Israel has begun its unilateral withdrawal of troops and evacuation of Jewish settlers from the Gaza Strip. This is the first time that settlements have been dismantled from land that Israel occupied in the third Middle East War (1967). There have been reports of small-scale clashes between settlers and security forces, a fatal shooting of a Palestinian by a settler, and a rocket attack in the south. But no major, bloody incident has been reported. The pullout is expected to be completed by the middle of next week.
Although Israeli Prime Minister Ariel Sharon and Palestinian Authority President Mahmoud Abbas announced a ceasefire at their summit meeting in February, sporadic clashes between the Israeli military and Palestinian extremists have kept the official ceasefire in constant danger of collapse. The only way to open the road to peace lies in the two sides building mutual confidence. The decision of the Palestinian side to engage to some extent in joint operations — for example by deploying security forces — with the Israeli army so that the withdrawal proceeds smoothly is a move in the right direction.
The biggest hurdle in promoting the “road map,” which calls for the coexistence of the two states of Israel and Palestine, is the settlement problem. Israel’s withdrawal from the Gaza Strip is not based on an agreement with Palestine, but is a unilateral move to promote the separation of the two states. The pullout, therefore, may certainly be a step forward in the peace process, but it does not readily get that process on track.
At the same time that it is withdrawing from Gaza, Israel is expanding settlements on the West Bank of the Jordan River and going ahead with the construction of a separation barrier. Although some settlements in the West Bank are also being withdrawn at present, in practice Israel is said to seek legitimacy for merging large settlements in the West Bank in exchange for the Gaza pullout. This is a major reason why Palestinians are criticizing the Israeli move as a ruse.
Mr. Sharon has been negative toward holding peace talks. He has laid down the condition that Palestinian extremist groups must first decommission their weapons and disband. His position is understandable, but at the same time it should be noted that Israel’s policy of consolidating the occupied West Bank invites the suspicions and distrust of Palestinians, and is an obstacle to peace.
One reason for Israel’s unilateral withdrawal is the heavy economic burden of maintaining the settlements. Furthermore, a prevailing view has been that there is no future for 9,000 Jewish settlers living among 1.2 million hostile Palestinians in the Gaza Strip. Under such circumstances, a unilateral withdrawal may be the only viable step toward the de-escalation of violence and stabilization. Another reason for the withdrawal is strong political pressure from the administration of U.S. President George W. Bush, which is promoting the peaceful democratization of the Middle East as a whole. Mr. Sharon reportedly has had to push the pullout plan against opposition from the public and from within his own ruling party.

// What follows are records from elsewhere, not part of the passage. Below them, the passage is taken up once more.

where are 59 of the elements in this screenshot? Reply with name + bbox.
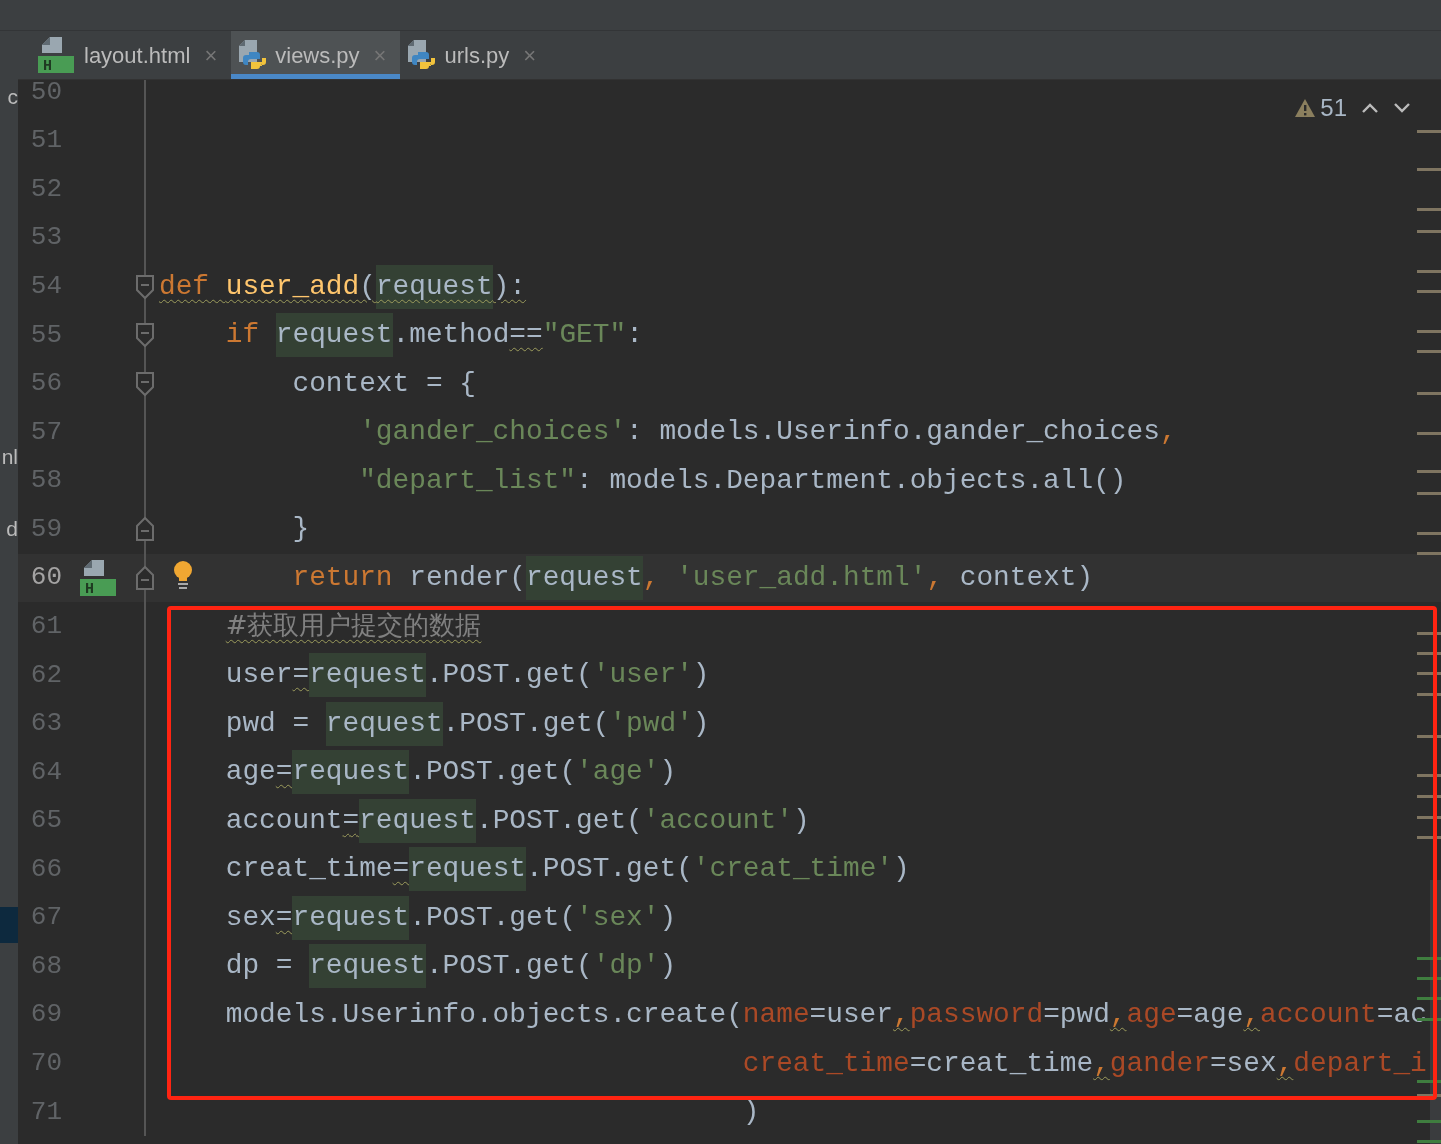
line-number: 53 xyxy=(29,221,62,255)
code-line: creat_time=request.POST.get('creat_time') xyxy=(159,847,910,892)
line-number: 68 xyxy=(29,949,62,983)
chevron-up-icon xyxy=(1361,102,1379,114)
line-number: 63 xyxy=(29,707,62,741)
python-file-icon xyxy=(237,38,268,72)
previous-button[interactable] xyxy=(1361,102,1379,114)
code-line: context = { xyxy=(291,366,476,401)
line-number: 65 xyxy=(29,804,62,838)
code-line: return render(request, 'user_add.html', context) xyxy=(159,555,1094,600)
fold-icon[interactable] xyxy=(135,322,155,349)
chevron-down-icon xyxy=(1393,102,1411,114)
line-number: 59 xyxy=(29,512,62,546)
code-line: #获取用户提交的数据 xyxy=(224,609,482,643)
next-button[interactable] xyxy=(1393,102,1411,114)
line-number: 52 xyxy=(29,172,62,206)
file-tab[interactable]: H layout.html × xyxy=(30,31,232,79)
line-number: 50 xyxy=(29,80,62,109)
line-number: 64 xyxy=(29,755,62,789)
python-file-icon xyxy=(406,38,437,72)
fold-icon[interactable] xyxy=(135,516,155,543)
line-number: 54 xyxy=(29,270,62,304)
project-tree-item[interactable]: d xyxy=(6,513,18,545)
code-line: 'gander_choices': models.Userinfo.gander_choices, xyxy=(358,415,1177,450)
fold-icon[interactable] xyxy=(135,273,155,300)
line-number: 57 xyxy=(29,415,62,449)
line-number: 61 xyxy=(29,609,62,643)
code-line: age=request.POST.get('age') xyxy=(159,750,677,795)
project-tree-item[interactable]: nl xyxy=(1,441,18,473)
code-line: "depart_list": models.Department.objects.all() xyxy=(358,463,1127,498)
line-number: 71 xyxy=(29,1095,62,1129)
line-number: 69 xyxy=(29,998,62,1032)
code-line: def user_add(request): xyxy=(159,264,527,309)
lightbulb-icon[interactable] xyxy=(172,559,194,590)
line-number: 51 xyxy=(29,124,62,158)
file-tab[interactable]: urls.py × xyxy=(400,31,551,79)
code-line: creat_time=creat_time,gander=sex,depart_i xyxy=(741,1046,1427,1081)
fold-icon[interactable] xyxy=(135,370,155,397)
fold-icon[interactable] xyxy=(135,564,155,591)
line-number: 60 xyxy=(29,561,62,595)
code-line: dp = request.POST.get('dp') xyxy=(159,944,677,989)
line-number: 70 xyxy=(29,1047,62,1081)
warning-count[interactable]: 51 xyxy=(1294,90,1347,126)
warning-icon xyxy=(1294,98,1317,118)
file-tab[interactable]: views.py × xyxy=(231,31,401,79)
code-line: sex=request.POST.get('sex') xyxy=(159,895,677,940)
code-line: ) xyxy=(741,1095,760,1130)
code-line: if request.method=="GET": xyxy=(159,313,643,358)
line-number: 67 xyxy=(29,901,62,935)
line-number: 55 xyxy=(29,318,62,352)
code-line: account=request.POST.get('account') xyxy=(159,798,810,843)
code-line: pwd = request.POST.get('pwd') xyxy=(159,701,710,746)
line-number: 56 xyxy=(29,367,62,401)
line-number: 62 xyxy=(29,658,62,692)
line-number: 58 xyxy=(29,464,62,498)
code-line: } xyxy=(291,512,310,547)
line-number: 66 xyxy=(29,852,62,886)
code-line: user=request.POST.get('user') xyxy=(159,653,710,698)
project-tree-item[interactable]: c xyxy=(7,81,18,113)
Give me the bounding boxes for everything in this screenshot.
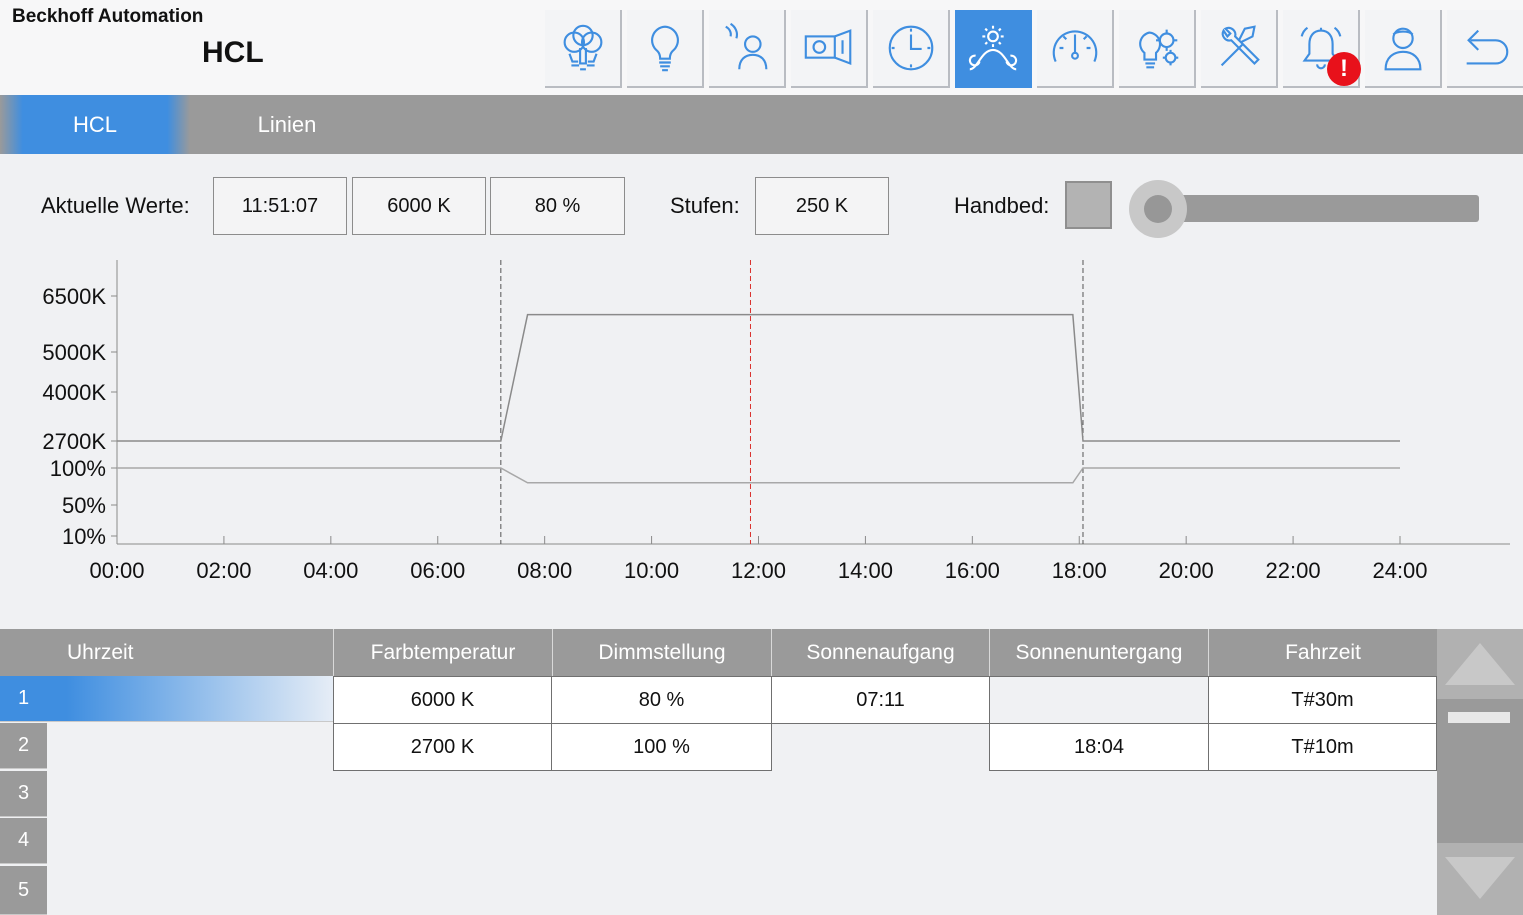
steps-input[interactable]: 250 K — [755, 177, 889, 235]
scroll-down-button[interactable] — [1437, 843, 1523, 915]
chart-y-tick-label: 50% — [62, 493, 106, 518]
hcl-daylight-chart: 6500K 5000K 4000K 2700K100% 50% 10% 00:00 02:00… — [42, 260, 1510, 583]
nav-presence-button[interactable] — [709, 10, 786, 88]
gears-bulb-icon — [1138, 29, 1178, 69]
row-number-1[interactable]: 1 — [0, 676, 333, 722]
chart-x-tick-label: 14:00 — [838, 558, 893, 583]
arrow-down-icon — [1445, 857, 1515, 899]
gauge-icon — [1052, 30, 1097, 62]
nav-lights-group-button[interactable] — [545, 10, 622, 88]
chart-y-tick-label: 6500K — [42, 284, 106, 309]
nav-clock-button[interactable] — [873, 10, 950, 88]
row-number-5[interactable]: 5 — [0, 866, 47, 915]
cell-r1-dimming[interactable]: 80 % — [551, 676, 772, 724]
alarm-alert-badge: ! — [1327, 52, 1361, 86]
scroll-thumb[interactable] — [1448, 712, 1510, 723]
scroll-up-button[interactable] — [1437, 629, 1523, 699]
col-header-dimming: Dimmstellung — [552, 629, 771, 676]
steps-label: Stufen: — [670, 193, 740, 218]
nav-gears-bulb-button[interactable] — [1119, 10, 1196, 88]
chart-y-tick-label: 5000K — [42, 340, 106, 365]
col-header-sunrise: Sonnenaufgang — [771, 629, 989, 676]
cell-r2-dimming[interactable]: 100 % — [551, 723, 772, 771]
cell-r1-sunrise[interactable]: 07:11 — [771, 676, 990, 724]
nav-gauge-button[interactable] — [1037, 10, 1114, 88]
back-arrow-icon — [1466, 29, 1508, 65]
nav-alarm-button[interactable]: ! — [1283, 10, 1361, 88]
chart-x-tick-label: 12:00 — [731, 558, 786, 583]
tools-icon — [1220, 25, 1260, 67]
lights-group-icon — [563, 24, 602, 71]
cell-r1-ramp-time[interactable]: T#30m — [1208, 676, 1437, 724]
chart-x-tick-label: 18:00 — [1052, 558, 1107, 583]
current-color-temp-value: 6000 K — [352, 177, 486, 235]
projector-icon — [804, 29, 851, 66]
chart-series-color-temp — [117, 313, 1400, 442]
cell-r2-sunrise[interactable] — [772, 724, 989, 772]
col-header-time: Uhrzeit — [67, 640, 134, 664]
current-values-label: Aktuelle Werte: — [41, 193, 190, 218]
current-time-value: 11:51:07 — [213, 177, 347, 235]
arrow-up-icon — [1445, 643, 1515, 685]
nav-back-button[interactable] — [1447, 10, 1523, 88]
nav-projector-button[interactable] — [791, 10, 868, 88]
cell-r1-sunset[interactable] — [989, 676, 1209, 724]
cell-r2-sunset[interactable]: 18:04 — [989, 723, 1209, 771]
chart-x-tick-label: 16:00 — [945, 558, 1000, 583]
chart-y-tick-label: 100% — [50, 456, 106, 481]
col-header-color-temp: Farbtemperatur — [333, 629, 552, 676]
bulb-icon — [650, 25, 679, 72]
manual-checkbox[interactable] — [1065, 181, 1112, 229]
cell-r1-color-temp[interactable]: 6000 K — [333, 676, 552, 724]
chart-x-tick-label: 04:00 — [303, 558, 358, 583]
manual-label: Handbed: — [954, 193, 1050, 218]
row-number-3[interactable]: 3 — [0, 771, 47, 817]
chart-x-tick-label: 02:00 — [196, 558, 251, 583]
page-title: HCL — [202, 36, 264, 69]
clock-icon — [888, 25, 933, 71]
presence-person-icon — [724, 22, 767, 70]
manual-slider-track[interactable] — [1160, 195, 1479, 222]
chart-y-tick-label: 10% — [62, 524, 106, 549]
chart-x-tick-label: 24:00 — [1372, 558, 1427, 583]
chart-y-tick-label: 2700K — [42, 429, 106, 454]
tab-bar: HCL Linien — [0, 95, 1523, 154]
row-number-2[interactable]: 2 — [0, 723, 47, 769]
row-number-4[interactable]: 4 — [0, 818, 47, 864]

Mr. Abbas has said the withdrawal from the Gaza Strip is just a first step toward the end of the occupation of the West Bank. But a unilateral withdrawal does not apply to the West Bank, where 200,000 Jewish settlers live.
Extremists in such Islamic fundamentalist groups as Hamas have described the pullout as a victory for the anti-Israel resistance movement and have declared that they will continue the armed struggle against the occupation of the West Bank. Such opinions conflict with the standpoint of Mr. Abbas, who argues that the cessation of attacks will lead to the establishment of a Palestinian state.
Mr. Abbas’ policy is to promote the decommissioning of arms by encouraging the political participation of the extremists. Hamas has made gains in local elections since the end of last year and has scored resounding victories in Gaza. For this reason, in order to avoid a conflict in the Palestinian camp in Gaza following the Israeli pullout, the Palestinian Authority requested that Hamas join the Cabinet. Hamas refused.
There is the danger that the armed struggle, or a power struggle within the Palestinian camp, could become an excuse for Israel’s legitimizing a return to a hardline course. Next January, Palestine will hold a parliamentary election for its Legislative Council. Hamas should seriously consider participating in politics with this election.
The international community has been actively involved in Middle East peace in the past. Countries, including the United States as a mediator, and international organizations must continue to promote assistance toward the realization of peace and stabilization between Israel and Palestine.